Второй подход, напротив, предполагает наличие в нормативных правовых актах отдельного легального определения понятия коррупции. В Кодексе поведения должностных лиц по поддержанию правопорядка ООН 1979 г. дано следующее определение: «...коррупция — это выполнение должностным лицом каких-либо действий или бездействие в сфере его должностных полномочий за вознаграждение, как с нарушением должностных инструкций, так и без их нарушения» [Кодекс поведения должностных лиц].
Модельный закон «О борьбе с коррупцией», принятый Межпарламентской ассамблей государств — участников СНГ 1999 г., рекомендует понимать коррупцию (коррупционные правонарушения) как «не предусмотренное законом принятие лично или через посредников имущественных благ и преимуществ государственным должностными лицами, а также лицами, приравненными к ним, с использованием своих должностных полномочий и связанных с ними возможностей, а равно подкуп данных лиц путем противоправного представления им физическими и юридическими лицами указанных благ и преимуществ» [Модельный закон «О борьбе с коррупцией» 1999]. Позднее, в 2003 г., Межпарламентская ассамблея в модельном законе «Основы законодательства об антикоррупционной политике» изменит предыдущую дефиницию, определив коррупцию «как подкуп (получение или дача взятки), любое незаконное использование лицом своего публичного статуса, сопряженное с получением выгоды (имущества, услуг или льгот и/или преимуществ, в том числе неимущественного характера) как для себя, так и для своих близких вопреки законным интересам общества и государства, либо незаконное предоставление такой выгоды указанному лицу» [Модельный закон «Основы законодательства об антикоррупционной политике» 2003]. Как мы
можем видеть, определение 2003 г. является более жестким: «государственные должностные лица» заменены «лицом с публичным статусом», т. е. значительно более широким понятием; подкуп включает в себя также выгоды неимущественного характера, кроме того, круг бенефициаров расширяется за счет добавления в него «близких» лица с публичным статусом.
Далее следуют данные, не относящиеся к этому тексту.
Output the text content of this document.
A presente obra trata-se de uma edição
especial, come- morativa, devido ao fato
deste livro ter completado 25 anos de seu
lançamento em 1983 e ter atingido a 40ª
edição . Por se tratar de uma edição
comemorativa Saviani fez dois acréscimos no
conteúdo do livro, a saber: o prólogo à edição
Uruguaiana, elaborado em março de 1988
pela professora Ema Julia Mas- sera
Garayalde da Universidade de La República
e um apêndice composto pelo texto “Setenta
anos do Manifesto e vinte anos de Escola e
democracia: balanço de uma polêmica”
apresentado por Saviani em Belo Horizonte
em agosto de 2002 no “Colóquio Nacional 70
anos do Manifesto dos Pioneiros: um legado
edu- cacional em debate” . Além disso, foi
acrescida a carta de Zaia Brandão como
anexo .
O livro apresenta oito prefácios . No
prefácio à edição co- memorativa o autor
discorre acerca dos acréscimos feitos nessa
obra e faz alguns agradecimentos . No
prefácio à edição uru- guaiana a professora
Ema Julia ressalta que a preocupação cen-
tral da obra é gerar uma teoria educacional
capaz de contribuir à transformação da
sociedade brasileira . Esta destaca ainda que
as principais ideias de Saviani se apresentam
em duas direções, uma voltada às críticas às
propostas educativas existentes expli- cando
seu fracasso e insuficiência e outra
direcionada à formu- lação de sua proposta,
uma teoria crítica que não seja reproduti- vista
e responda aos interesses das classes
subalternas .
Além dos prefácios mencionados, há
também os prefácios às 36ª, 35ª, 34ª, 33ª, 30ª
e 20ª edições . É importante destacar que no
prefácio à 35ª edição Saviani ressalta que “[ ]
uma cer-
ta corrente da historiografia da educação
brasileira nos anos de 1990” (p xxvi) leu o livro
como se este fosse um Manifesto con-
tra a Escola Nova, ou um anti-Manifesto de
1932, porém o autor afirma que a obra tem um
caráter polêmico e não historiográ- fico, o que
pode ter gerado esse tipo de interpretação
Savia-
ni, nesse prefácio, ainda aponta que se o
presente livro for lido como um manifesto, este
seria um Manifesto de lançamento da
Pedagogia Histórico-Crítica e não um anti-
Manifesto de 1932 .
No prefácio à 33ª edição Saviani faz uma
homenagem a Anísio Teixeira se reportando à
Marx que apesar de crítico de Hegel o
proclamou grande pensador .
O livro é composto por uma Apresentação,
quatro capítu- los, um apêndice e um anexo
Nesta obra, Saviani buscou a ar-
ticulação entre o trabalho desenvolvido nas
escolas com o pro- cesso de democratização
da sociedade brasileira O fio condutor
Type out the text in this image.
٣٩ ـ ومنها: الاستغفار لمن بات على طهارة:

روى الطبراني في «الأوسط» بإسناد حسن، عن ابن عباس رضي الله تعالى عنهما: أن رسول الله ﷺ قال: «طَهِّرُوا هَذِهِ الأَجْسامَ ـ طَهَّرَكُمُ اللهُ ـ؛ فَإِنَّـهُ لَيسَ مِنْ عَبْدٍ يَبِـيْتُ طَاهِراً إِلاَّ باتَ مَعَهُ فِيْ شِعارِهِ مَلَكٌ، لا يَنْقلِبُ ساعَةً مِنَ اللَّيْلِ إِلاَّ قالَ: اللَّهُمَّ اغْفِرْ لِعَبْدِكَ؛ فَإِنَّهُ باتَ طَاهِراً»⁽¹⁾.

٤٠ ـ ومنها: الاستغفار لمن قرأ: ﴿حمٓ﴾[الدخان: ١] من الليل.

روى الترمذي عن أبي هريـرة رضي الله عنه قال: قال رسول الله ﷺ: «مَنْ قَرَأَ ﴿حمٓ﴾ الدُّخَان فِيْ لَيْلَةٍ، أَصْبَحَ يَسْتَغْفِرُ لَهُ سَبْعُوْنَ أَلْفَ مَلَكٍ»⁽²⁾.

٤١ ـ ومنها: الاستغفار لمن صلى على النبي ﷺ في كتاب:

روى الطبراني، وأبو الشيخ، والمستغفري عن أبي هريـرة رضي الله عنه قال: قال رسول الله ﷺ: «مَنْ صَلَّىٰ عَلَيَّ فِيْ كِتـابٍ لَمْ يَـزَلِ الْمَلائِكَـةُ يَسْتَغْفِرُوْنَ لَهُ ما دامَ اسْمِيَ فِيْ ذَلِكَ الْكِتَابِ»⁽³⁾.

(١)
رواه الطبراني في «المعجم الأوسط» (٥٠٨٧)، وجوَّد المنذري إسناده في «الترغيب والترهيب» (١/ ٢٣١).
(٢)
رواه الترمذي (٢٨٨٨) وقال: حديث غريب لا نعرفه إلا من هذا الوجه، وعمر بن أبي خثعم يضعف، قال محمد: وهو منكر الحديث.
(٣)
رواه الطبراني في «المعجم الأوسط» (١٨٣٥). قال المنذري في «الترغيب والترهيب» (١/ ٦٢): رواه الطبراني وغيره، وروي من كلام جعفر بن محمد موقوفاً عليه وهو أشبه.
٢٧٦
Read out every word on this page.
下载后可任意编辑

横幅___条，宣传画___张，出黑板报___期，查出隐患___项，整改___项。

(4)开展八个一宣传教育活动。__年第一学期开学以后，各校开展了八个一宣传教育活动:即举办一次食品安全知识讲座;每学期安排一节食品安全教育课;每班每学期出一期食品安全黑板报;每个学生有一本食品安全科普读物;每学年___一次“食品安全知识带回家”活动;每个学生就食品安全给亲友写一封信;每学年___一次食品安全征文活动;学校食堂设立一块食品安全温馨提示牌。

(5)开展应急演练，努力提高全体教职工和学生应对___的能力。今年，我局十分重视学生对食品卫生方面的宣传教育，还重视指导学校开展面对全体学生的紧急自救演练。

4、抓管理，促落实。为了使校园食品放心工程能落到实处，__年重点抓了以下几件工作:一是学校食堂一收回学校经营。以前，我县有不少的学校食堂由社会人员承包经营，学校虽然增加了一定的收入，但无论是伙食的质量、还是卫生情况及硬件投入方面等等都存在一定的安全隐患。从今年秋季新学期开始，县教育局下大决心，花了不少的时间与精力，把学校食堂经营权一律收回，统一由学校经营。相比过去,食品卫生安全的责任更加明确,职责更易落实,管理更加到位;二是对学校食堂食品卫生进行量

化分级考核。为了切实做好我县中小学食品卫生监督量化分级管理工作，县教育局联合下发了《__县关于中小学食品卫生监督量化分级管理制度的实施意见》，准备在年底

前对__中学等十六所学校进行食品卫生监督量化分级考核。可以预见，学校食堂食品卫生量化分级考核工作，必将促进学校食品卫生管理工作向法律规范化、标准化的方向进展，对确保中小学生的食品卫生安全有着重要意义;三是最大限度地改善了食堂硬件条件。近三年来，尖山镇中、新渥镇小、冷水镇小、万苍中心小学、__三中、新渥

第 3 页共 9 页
Следует отметить, что значительный период времени с момента начала функционирования современной российской правовой системы в законодательных актах не было зафиксировано официальное юридическое определение понятия «коррупция», и сущность этого явления выводилась опосредованно через доктринальное толкование норм уголовного законодательства антикоррупционной направленности. В то же время понятие коррупции как ключевое понятие антикоррупционного законодательства Российской Федерации нуждалось в официальном определении. В связи с этим предпринималось несколько попыток принятия базового закона по борьбе с коррупцией, в котором раскрывалось бы содержание данного феномена. Наиболее яркими среди них, на наш взгляд, являлись проект федерального закона «О борьбе с коррупцией» № 96700358-2, принятый Государственной думой в окончательной редакции в ноябре 1997 г., а также проект федерального закона № 99097368-2 «О борьбе с коррупцией» 2001 г.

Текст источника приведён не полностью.